4. A system to translate a language automatically as claimed in Claim 1 wherein an inter-phrase word to word distance summation technique is used therein in which a summation value is calculate to give an estimated value on which word is repeated and needs to be omitted and which one is not,

5. A method of language translation automatically characterized in that wherein the method includes a hardware wherein when translating a new sentence, the system first searchers the example from word phrase database or translation memory database and wherein the sentence that is input into the system is compared to the source language of the example from the phrase and language database and wherein if there is an exact matched example, then the target part of this example is suggested as the translation and wherein before the input sentence is processed, a module to Filter each word in the sentence is invoked and any punctuation, symbol or word space will be extracted and all words would thereafter merged and wherein by using normalization, two sentences with the same words are matched even though said similar words are in different order.

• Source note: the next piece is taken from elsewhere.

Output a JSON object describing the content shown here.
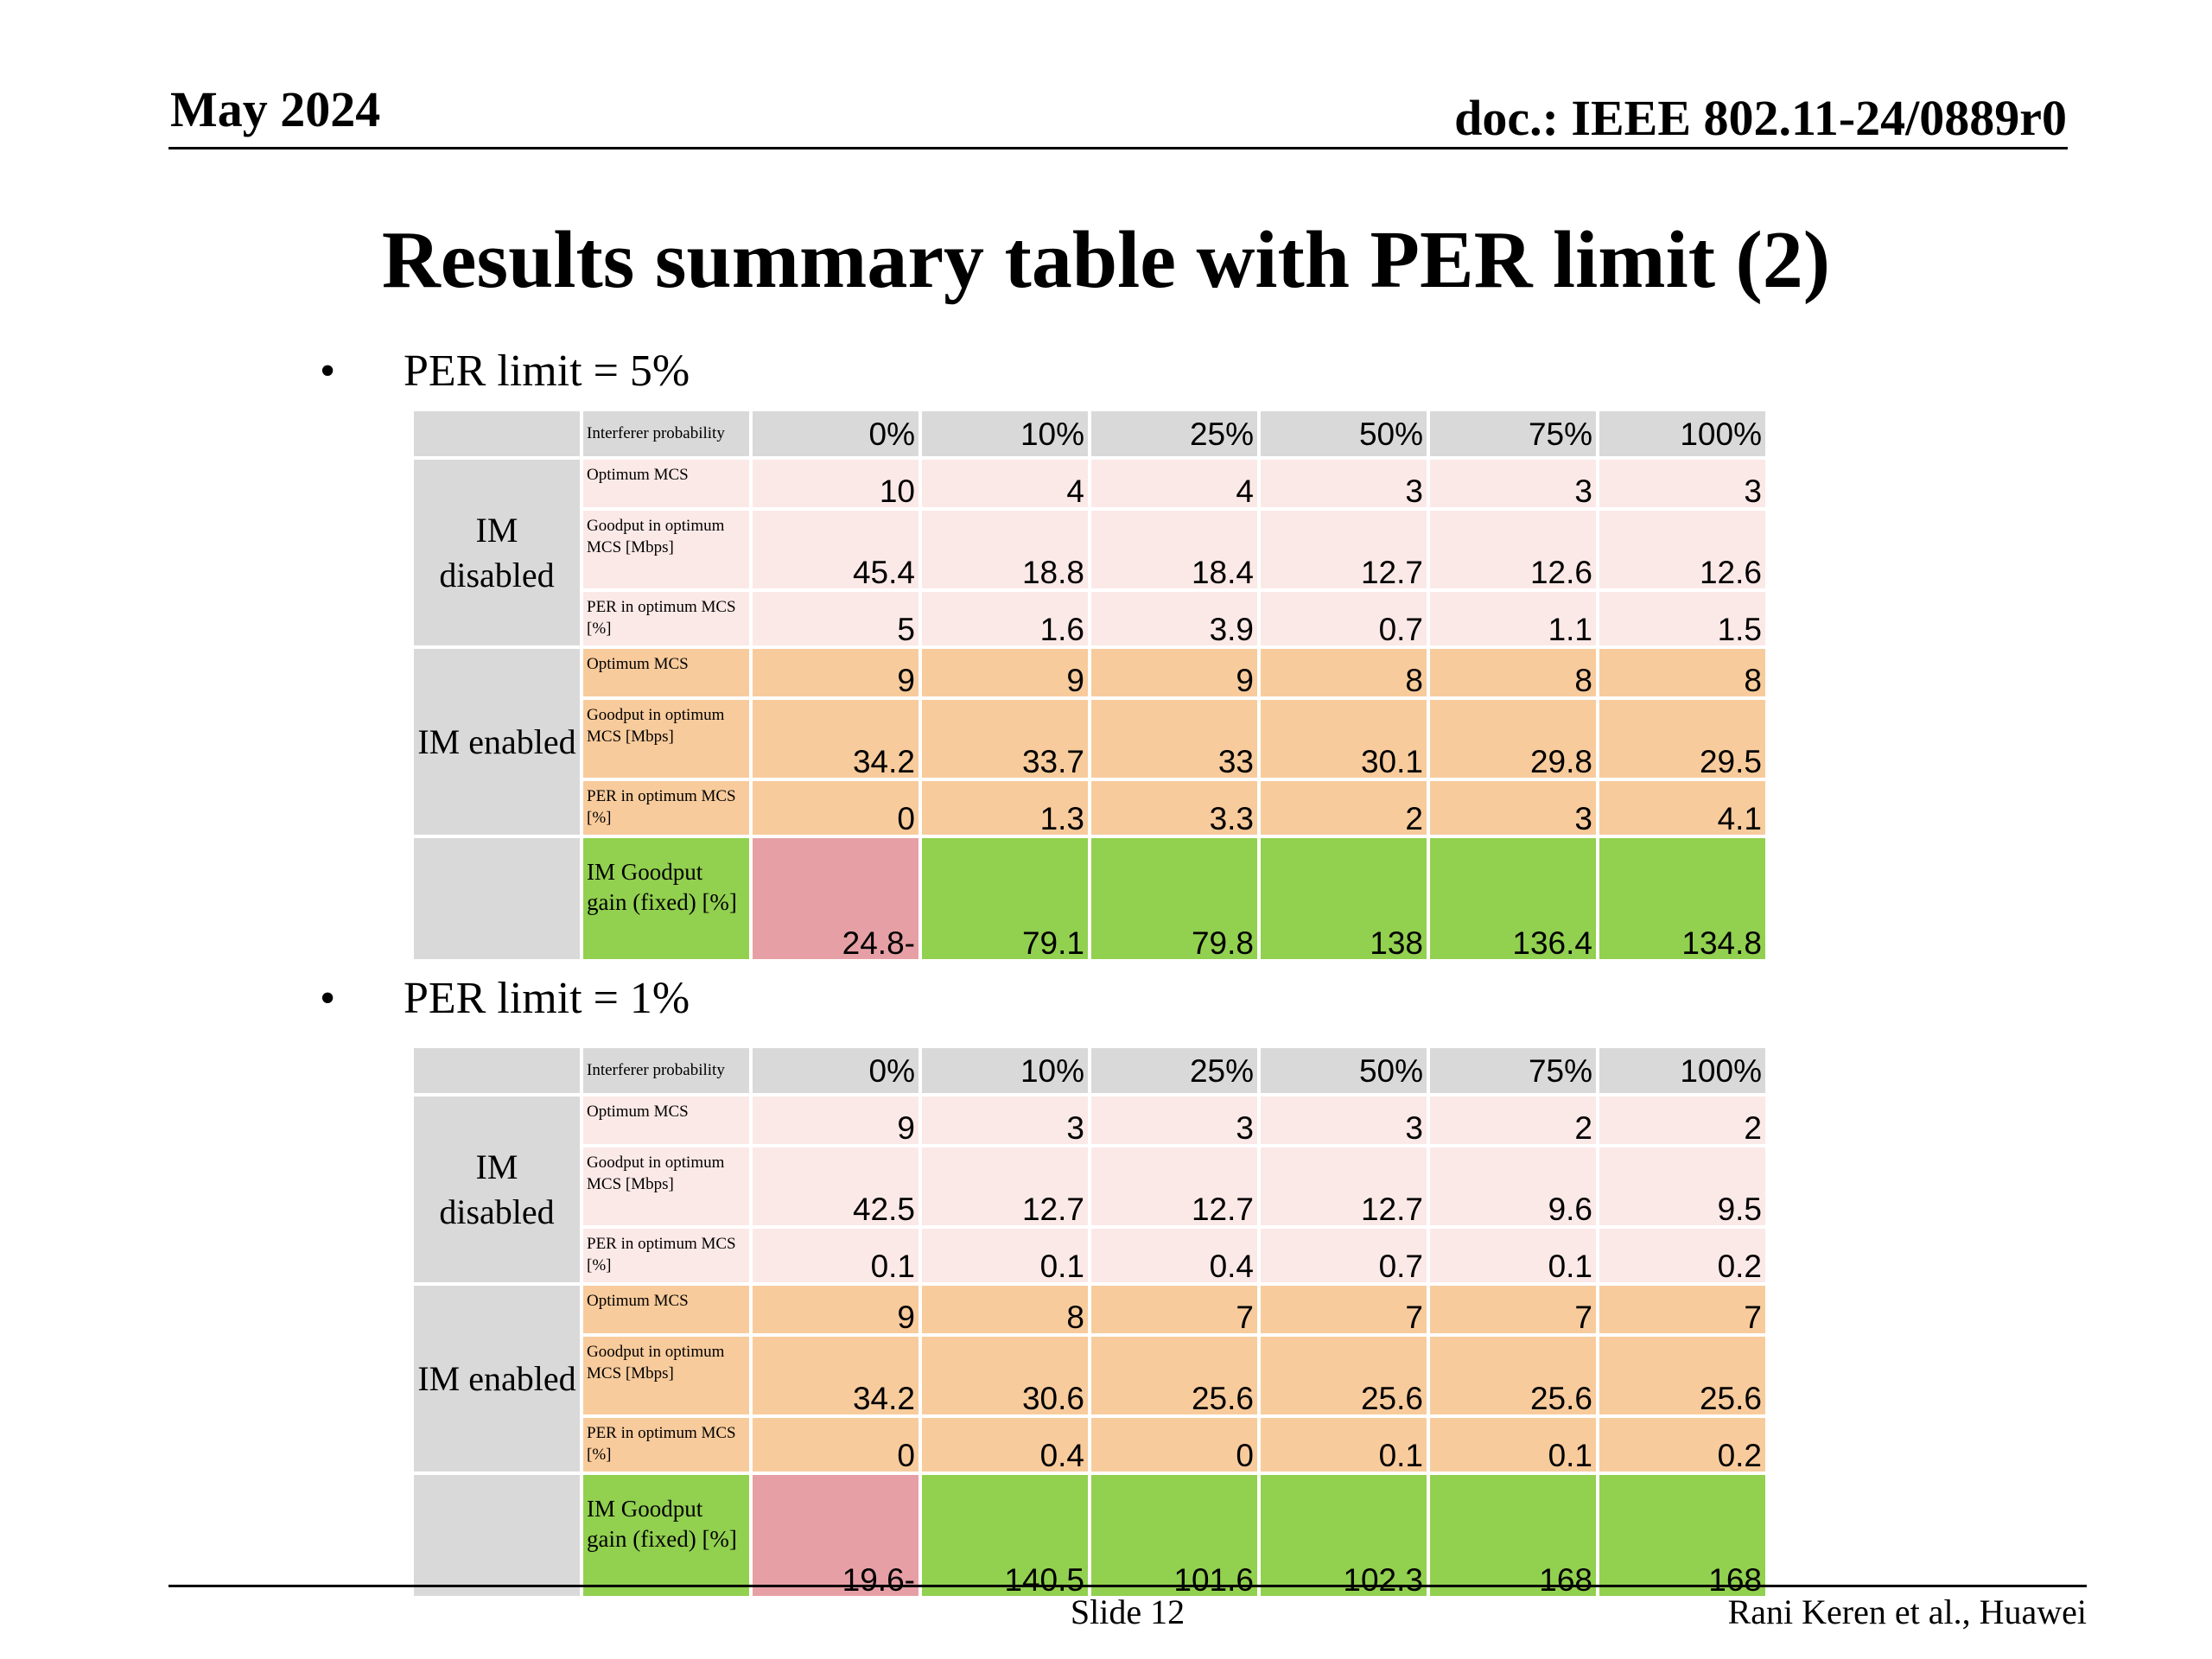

6. A method of language translation automatically as claimed in Claim 5 wherein when no exact match is obtained the method will search examples from the next database, translation memory database and wherein the phrase look-up matching is used to find suggested meaning for a phrase by parsing the phrase into sub phrases and finding a meaning to these sub phrases and combining the results to get a final output.

7. A method of language translation automatically as claimed in Claim 5 wherein the method further includes an input occurrence detection and a verification process that is used by the phrase look-up algorithm in order to commence the translation process.

8. A method of language translation automatically as claimed in Claim 5 wherein if there is no meaning or the word is not in the input, the system would just skip to the next word or phrase.

9. A system and method as claimed in any of the preceding claims wherein the system and, method is conducted via hardware such as a computer or any other device in similar capacity and wherein the system and method could work locally or remotely or over a network or via the internet.